None of this work was within his job description. It was a passion project that he knew would benefit restoration. In 2012, Bob was able to put into practice a way for people to apply and get projects approved that eliminated 2 of the 9 permits required, essentially combining three permits into one.
The typical permitting process from the day of submission through the moment National Marine Fisheries Service determines they have enough information starts a 135-day clock to write a biological opinion. In order to write that biological assessment and subsequent biological opinion, a consultant must be hired and it generally costs between $15,000.00 and 100,000.00, which comes out of grant program funding. Not to mention it is common for it to cost thirty to forty thousand dollars in staffing time to write all of these permitting applications. All that money is going to permitting is not going into restoration on the ground. Time-wise, the process takes a minimum of four and a half months, often up to twelve to eighteen months.
Now, Bob can reviewing an application in “about ninety minutes. I got one two days ago. Should be able to turn it around in less than a week, often faster.”
This streamlined program started in Santa Rosa and has now is available to restoration practitioners throughout the entire state as we completed these efforts in Arcata (2012), Sacramento (2018) and Long Beach (2015). A white paper estimating the cost savings of these programs was developed and has saved the taxpayer ~$6 – $16 million since 2006. Building off of these efforts, Bob and his team have developed additional streamlined permitting programs throughout the state including a programmatic approach for USWFS species and projects that need Coastal Commission Permits in the coastal zone, saving more time and money for the restoration practitioner and the taxpayer.

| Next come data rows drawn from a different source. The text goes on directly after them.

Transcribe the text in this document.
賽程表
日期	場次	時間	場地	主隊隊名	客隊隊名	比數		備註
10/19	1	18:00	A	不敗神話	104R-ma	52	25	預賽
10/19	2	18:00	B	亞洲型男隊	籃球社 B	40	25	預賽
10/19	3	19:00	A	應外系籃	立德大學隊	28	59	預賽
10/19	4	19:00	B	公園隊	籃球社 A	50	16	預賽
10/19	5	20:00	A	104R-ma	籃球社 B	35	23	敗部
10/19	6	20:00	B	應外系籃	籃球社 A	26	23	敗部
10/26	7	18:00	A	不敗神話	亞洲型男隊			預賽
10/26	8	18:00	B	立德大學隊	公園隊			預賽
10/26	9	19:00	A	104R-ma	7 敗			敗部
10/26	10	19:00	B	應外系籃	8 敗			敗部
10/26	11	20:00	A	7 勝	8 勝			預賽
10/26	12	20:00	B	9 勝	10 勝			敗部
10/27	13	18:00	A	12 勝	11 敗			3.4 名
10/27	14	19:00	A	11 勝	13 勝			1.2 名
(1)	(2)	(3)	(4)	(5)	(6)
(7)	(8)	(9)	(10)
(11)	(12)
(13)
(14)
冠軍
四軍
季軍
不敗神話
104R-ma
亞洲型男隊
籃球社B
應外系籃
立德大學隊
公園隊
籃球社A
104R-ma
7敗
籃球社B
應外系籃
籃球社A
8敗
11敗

I asked if this monumental change has been recognized in some way. He nodded and said casually, “Yeah people love it… gotten some awards.”


With all my hullabaloo and enthusiasm for removing obstacles, Bob maintained a steady, long view. “These agencies have laws on the books for a good reason. The clean air act of 1973 makes it so you can breathe.” Then he paused and noted, “It can become overly burdensome. Certain projects are such low risk…it would behoove the different agencies to figure out ways to meet the statutes while also making it easier for people who are trying to do good.” A large complex project such as the Klamath Dam Removal Project is a riskier project that will likely have several short-term adverse effects on the species we are trying to save and need to go through the regular permitting process. Simple projects, like adding wood to a stream, planting trees and removing fish passage barriers, have less of a chance to harm species, especially since we added all of the best management practices, and can be permitted through the streamlined process.
It is worth noting that structurally it is far easier to pass a new law, regulation, or ordinance than it is to remove or modify an existing one. This explains how we got to nine required permits for a stream restoration project, or the lengthy, costly, sometimes circular process of permitting new or renovated housing. It is rare and exceptional when someone can reverse the overburdening of people attempting to create a habitat for species to thrive in, whether coho salmon or homo sapiens.




As is customary, I inquired as to Bob’s peak moment of 2022. He said, “Number one, I coach my daughter’s little league baseball team and they were down 8 to 1 but came back to win 9 to 8 in the 6th inning. The other brought me to tears, running a crew of fifty volunteers for the last Kate Wolf Festival. On the last day, they all dressed up like me and told me how much they love me and how much miss they’ll miss the festival.”